According to an analysis by Fortis Metals Monthly, the short-term positions on gold will be  between $730/oz-$820/oz.

The report says October was a very disappointing month for gold bulls, as the price briefly flirted with $900/oz on 8th and 10th October, but then collapsed spectacularly, hitting its lowest in over a year (London afternoon fix) of $712.50/oz on the 12th. It then managed a small rally back up to $730.75/oz by month-end, and $740- 50/oz in early November. Trading however was very volatile.

Why the sudden fall in gold?

While it's often debated whether gold is a commodity or a currency, given that almost every commodity saw its price collapse in October, and in the same month almost all currencies (the yen and the yuan being notable exceptions) saw
their value fall against the US dollar, perhaps for once it is an academic exercise, the report says.

Adding to gold's problems were clear indications that the financial aspect of the current crisis was easing (thanks to major government intervention) : e.g. the TED spread, which shows the difference between US Libor and Treasury bills of the same maturity, peaked on the 10th October at 4.57%, and by 6th November had fallen to 2.08%. As the chart shows, the price of gold in euros followed the TED spread quite closely during October.

This kind of justification for gold's performance of course will not wash for investors who look at it in dollars, and who thought --and perhaps were led to think-- that this was exactly the kind of crisis in which gold would outperform not just some currencies, but all currencies, and not just some assets, but all assets.

Maybe it still will.
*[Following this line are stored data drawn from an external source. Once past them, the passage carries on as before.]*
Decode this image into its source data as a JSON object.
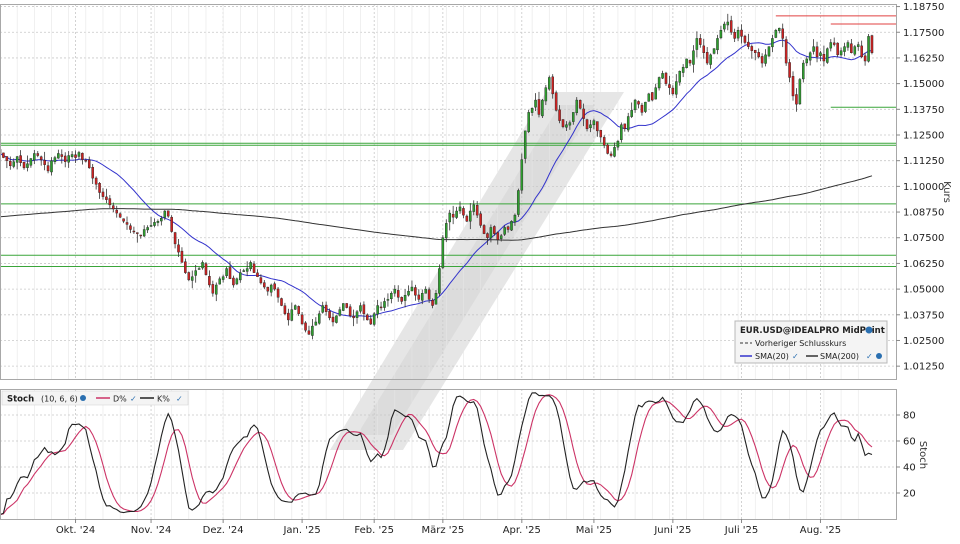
{
  "chart_data": [
    {
      "panel": "price",
      "type": "candlestick",
      "ylabel": "Kurs",
      "ylim": [
        1.00625,
        1.18875
      ],
      "yticks": [
        1.1875,
        1.175,
        1.1625,
        1.15,
        1.1375,
        1.125,
        1.1125,
        1.1,
        1.0875,
        1.075,
        1.0625,
        1.05,
        1.0375,
        1.025,
        1.0125
      ],
      "ytick_labels": [
        "1.18750",
        "1.17500",
        "1.16250",
        "1.15000",
        "1.13750",
        "1.12500",
        "1.11250",
        "1.10000",
        "1.08750",
        "1.07500",
        "1.06250",
        "1.05000",
        "1.03750",
        "1.02500",
        "1.01250"
      ],
      "months": [
        "Okt. '24",
        "Nov. '24",
        "Dez. '24",
        "Jan. '25",
        "Feb. '25",
        "März '25",
        "Apr. '25",
        "Mai '25",
        "Juni '25",
        "Juli '25",
        "Aug. '25"
      ],
      "month_pos": [
        22,
        44,
        65,
        88,
        109,
        129,
        152,
        173,
        196,
        216,
        239
      ],
      "x_range": [
        0,
        261
      ],
      "close": [
        1.116,
        1.114,
        1.1125,
        1.11,
        1.112,
        1.1145,
        1.1115,
        1.109,
        1.111,
        1.1135,
        1.116,
        1.115,
        1.113,
        1.1105,
        1.1075,
        1.1125,
        1.114,
        1.116,
        1.1145,
        1.112,
        1.115,
        1.1155,
        1.114,
        1.1165,
        1.113,
        1.1125,
        1.109,
        1.104,
        1.101,
        1.097,
        1.095,
        1.0935,
        1.091,
        1.089,
        1.087,
        1.085,
        1.083,
        1.0815,
        1.079,
        1.078,
        1.077,
        1.076,
        1.079,
        1.08,
        1.081,
        1.0825,
        1.083,
        1.0845,
        1.088,
        1.0855,
        1.078,
        1.072,
        1.068,
        1.063,
        1.058,
        1.0545,
        1.056,
        1.059,
        1.06,
        1.063,
        1.057,
        1.052,
        1.048,
        1.052,
        1.055,
        1.056,
        1.06,
        1.055,
        1.052,
        1.055,
        1.058,
        1.059,
        1.06,
        1.063,
        1.058,
        1.056,
        1.053,
        1.051,
        1.049,
        1.052,
        1.05,
        1.046,
        1.042,
        1.038,
        1.035,
        1.04,
        1.042,
        1.038,
        1.033,
        1.03,
        1.028,
        1.032,
        1.034,
        1.038,
        1.042,
        1.039,
        1.036,
        1.034,
        1.037,
        1.04,
        1.043,
        1.041,
        1.037,
        1.036,
        1.039,
        1.042,
        1.038,
        1.035,
        1.033,
        1.038,
        1.042,
        1.041,
        1.044,
        1.045,
        1.048,
        1.05,
        1.046,
        1.044,
        1.047,
        1.049,
        1.051,
        1.047,
        1.045,
        1.048,
        1.05,
        1.045,
        1.042,
        1.048,
        1.06,
        1.075,
        1.082,
        1.087,
        1.085,
        1.088,
        1.09,
        1.086,
        1.083,
        1.088,
        1.091,
        1.086,
        1.081,
        1.077,
        1.075,
        1.08,
        1.077,
        1.074,
        1.076,
        1.08,
        1.079,
        1.083,
        1.086,
        1.098,
        1.113,
        1.127,
        1.136,
        1.138,
        1.142,
        1.135,
        1.142,
        1.148,
        1.153,
        1.145,
        1.137,
        1.132,
        1.129,
        1.13,
        1.131,
        1.136,
        1.142,
        1.138,
        1.133,
        1.128,
        1.13,
        1.132,
        1.127,
        1.124,
        1.12,
        1.116,
        1.115,
        1.119,
        1.122,
        1.13,
        1.128,
        1.134,
        1.137,
        1.142,
        1.14,
        1.136,
        1.141,
        1.145,
        1.142,
        1.148,
        1.153,
        1.155,
        1.15,
        1.148,
        1.145,
        1.151,
        1.156,
        1.158,
        1.162,
        1.16,
        1.166,
        1.172,
        1.169,
        1.165,
        1.16,
        1.164,
        1.167,
        1.172,
        1.176,
        1.179,
        1.18,
        1.175,
        1.172,
        1.176,
        1.173,
        1.17,
        1.168,
        1.166,
        1.165,
        1.163,
        1.16,
        1.164,
        1.168,
        1.172,
        1.176,
        1.177,
        1.172,
        1.16,
        1.153,
        1.144,
        1.14,
        1.152,
        1.16,
        1.162,
        1.165,
        1.168,
        1.163,
        1.165,
        1.161,
        1.167,
        1.17,
        1.169,
        1.164,
        1.166,
        1.168,
        1.17,
        1.165,
        1.168,
        1.169,
        1.163,
        1.161,
        1.173,
        1.165
      ],
      "reference_lines": [
        {
          "color": "#e04040",
          "value": 1.183,
          "from_index": 226
        },
        {
          "color": "#e04040",
          "value": 1.179,
          "from_index": 242
        },
        {
          "color": "#3aa53a",
          "value": 1.1385,
          "from_index": 242
        },
        {
          "color": "#3aa53a",
          "value": 1.121,
          "from_index": 0
        },
        {
          "color": "#3aa53a",
          "value": 1.12,
          "from_index": 0
        },
        {
          "color": "#3aa53a",
          "value": 1.0915,
          "from_index": 0
        },
        {
          "color": "#3aa53a",
          "value": 1.0665,
          "from_index": 0
        },
        {
          "color": "#3aa53a",
          "value": 1.061,
          "from_index": 0
        }
      ],
      "legend": {
        "title": "EUR.USD@IDEALPRO MidPoint",
        "prev_close": "Vorheriger Schlusskurs",
        "sma20": "SMA(20)",
        "sma200": "SMA(200)"
      },
      "colors": {
        "up": "#2e9d2e",
        "down": "#cc2222",
        "sma20": "#3333cc",
        "sma200": "#333333",
        "grid": "#c8c8c8"
      }
    },
    {
      "panel": "stochastic",
      "type": "line",
      "ylabel": "Stoch",
      "ylim": [
        0,
        100
      ],
      "yticks": [
        20,
        40,
        60,
        80
      ],
      "ytick_labels": [
        "20",
        "40",
        "60",
        "80"
      ],
      "legend": {
        "title": "Stoch",
        "params": "(10, 6, 6)",
        "d_label": "D%",
        "k_label": "K%"
      },
      "colors": {
        "d": "#cc3366",
        "k": "#222222"
      }
    }
  ]
}
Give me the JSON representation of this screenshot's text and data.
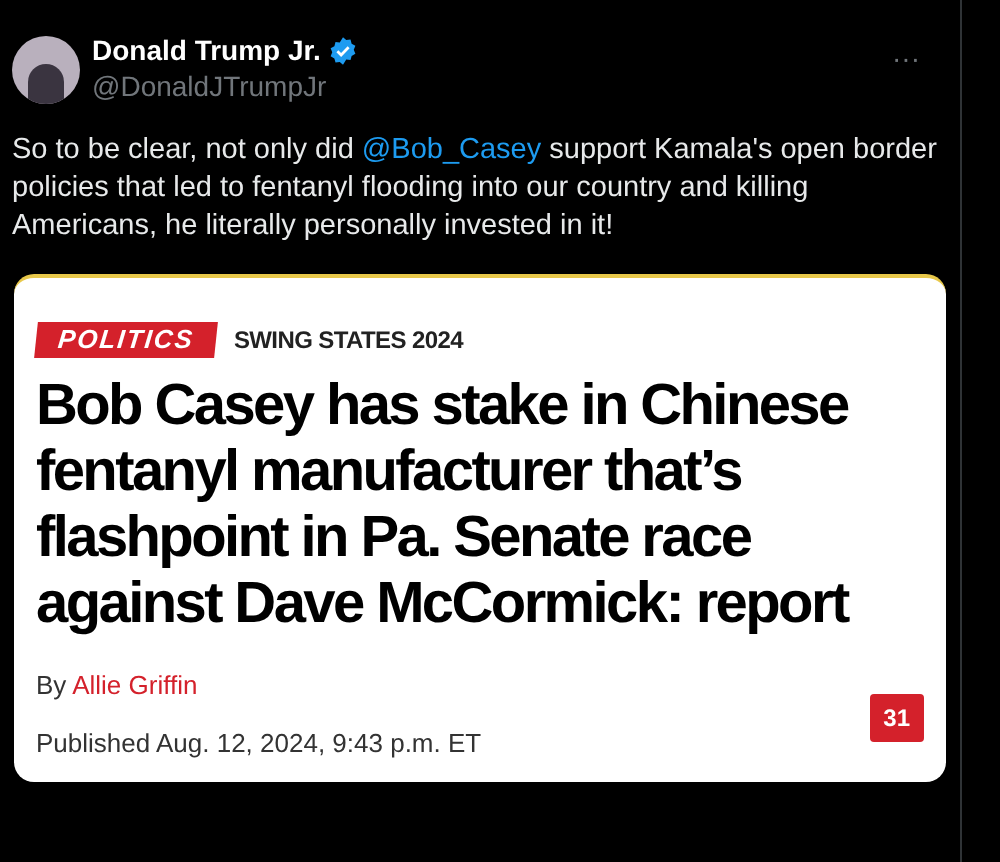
{
  "post": {
    "author": "Donald Trump Jr.",
    "verified": true,
    "handle": "@DonaldJTrumpJr",
    "more": "···",
    "text": [
      {
        "kind": "text",
        "value": "So to be clear, not only did "
      },
      {
        "kind": "mention",
        "value": "@Bob_Casey"
      },
      {
        "kind": "text",
        "value": " support Kamala's open border policies that led to fentanyl flooding into our country and killing Americans, he literally personally invested in it!"
      }
    ],
    "article": {
      "category": "POLITICS",
      "section": "SWING STATES 2024",
      "headline": "Bob Casey has stake in Chinese fentanyl manufacturer that’s flashpoint in Pa. Senate race against Dave McCormick: report",
      "byline_prefix": "By",
      "byline_author": "Allie Griffin",
      "published": "Published Aug. 12, 2024, 9:43 p.m. ET",
      "comment_count": "31"
    }
  }
}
The rate of physical gold buying has been impressive, and supply remains constrained dehedging continues to fade and central bank sales are very weak. The Central Bank Gold Agreement (CBGA) signatories, who need to sell on average 8.6t/week to hit their 500t/year limit, managed 7.8t and 7.6t in the first two weeks of the new CBGA year (from 27th September) but almost nothing (0.05t and 0.1t) in the following two weeks, and a net purchase of 0.05t in week five.

Perhaps when institutional investors, such as hedge funds, have stopped liquidating their holdings, the price will gain. But it needs to do so soon to be convincing.

What happened with gold last month

Nov 7th: Global gold hedging fell 2.3 Moz in Q3 2008, taking existing hedging down to just 16.5 Moz, according to the Fortis Hedging and Financial Gold Report. However dehedging rates are forecast to slow dramatically.

Nov 5th: Indian gold imports were 27% lower year-on-year in October, according to the Bombay Bullion Association, recording 44t compared with 60t a year earlier.